Кирин вернулся домой под утро — усталый, грязный, с запахом дешёвого пойла. Он не рискнул возвращаться домой в совсем невменяемом виде, отчего и задержался. Ему было плохо и ужасно стыдно за себя, но ничего с собой поделать омега не мог.
Войдя в комнату на цыпочках, он сразу увидел, что Виктор спит рядом с Ленни, обнимая его во сне, а Рюк посапывает за письменным столом, уронив голову на сложенные на столе руки.
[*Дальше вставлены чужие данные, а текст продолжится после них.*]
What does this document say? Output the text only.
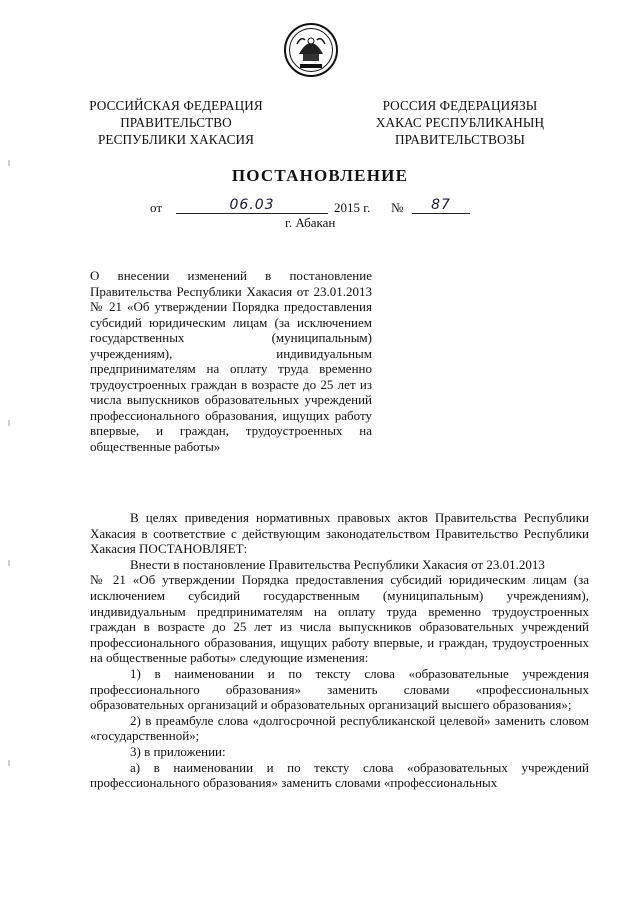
РОССИЙСКАЯ ФЕДЕРАЦИЯ
ПРАВИТЕЛЬСТВО
РЕСПУБЛИКИ ХАКАСИЯ
РОССИЯ ФЕДЕРАЦИЯЗЫ
ХАКАС РЕСПУБЛИКАНЫҢ
ПРАВИТЕЛЬСТВОЗЫ
ПОСТАНОВЛЕНИЕ
от	06.03	2015 г. №	87
г. Абакан
О внесении изменений в постановление Правительства Республики Хакасия от 23.01.2013 № 21 «Об утверждении Порядка предоставления субсидий юридическим лицам (за исключением государственных (муниципальным) учреждениям), индивидуальным предпринимателям на оплату труда временно трудоустроенных граждан в возрасте до 25 лет из числа выпускников образовательных учреждений профессионального образования, ищущих работу впервые, и граждан, трудоустроенных на общественные работы»

В целях приведения нормативных правовых актов Правительства Республики Хакасия в соответствие с действующим законодательством Правительство Республики Хакасия ПОСТАНОВЛЯЕТ:

Внести в постановление Правительства Республики Хакасия от 23.01.2013

№ 21 «Об утверждении Порядка предоставления субсидий юридическим лицам (за исключением субсидий государственным (муниципальным) учреждениям), индивидуальным предпринимателям на оплату труда временно трудоустроенных граждан в возрасте до 25 лет из числа выпускников образовательных учреждений профессионального образования, ищущих работу впервые, и граждан, трудоустроенных на общественные работы» следующие изменения:

1) в наименовании и по тексту слова «образовательные учреждения профессионального образования» заменить словами «профессиональных образовательных организаций и образовательных организаций высшего образования»;

2) в преамбуле слова «долгосрочной республиканской целевой» заменить словом «государственной»;

3) в приложении:

а) в наименовании и по тексту слова «образовательных учреждений профессионального образования» заменить словами «профессиональных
Лампа с зелёным плафоном ещё горела, выхватывая лежащий рядом с Рюком лист бумаги. В полусжатых пальцах юный альфа держал ручку. Разувшись, Кирин подошёл, посмотрел на написанное, и ему стало совсем плохо. Лист, вырванный из тетради в клетку, был подписан "Течки Ленни. Первая". Ниже было приписано: "Первая вспышка". Рюк написал предположительное время начала и конца, указав дату. Дальше шло время второй, которая закончилась пару часов назад. Ниже шёл краткий перечень того, что надо делать, чтобы облегчить страдания Ленни во время вспышки... Прочитав записи старшего внука, Кирин отшатнулся, прикрывая горящее от стыда лицо руками. Как он мог забыть?!! У Ленни же первая течка!!! Он должен был оставаться дома и ждать, когда вернутся из школы мальчики!!! Виктор рассердится... Боги, можно себе представить, как страшно было Рюку, когда он, придя домой, увидел, что никого нет, и до самого возвращения с работы папы сидел с братом один... Позор!..
Рюк вскинул голову, услышав тихий всхлип. Альфа... поэтому у него отличный слух.
— Деда... ты вернулся... А где ты был? Мы волновались... — Рюк сел прямо, продирая глаза.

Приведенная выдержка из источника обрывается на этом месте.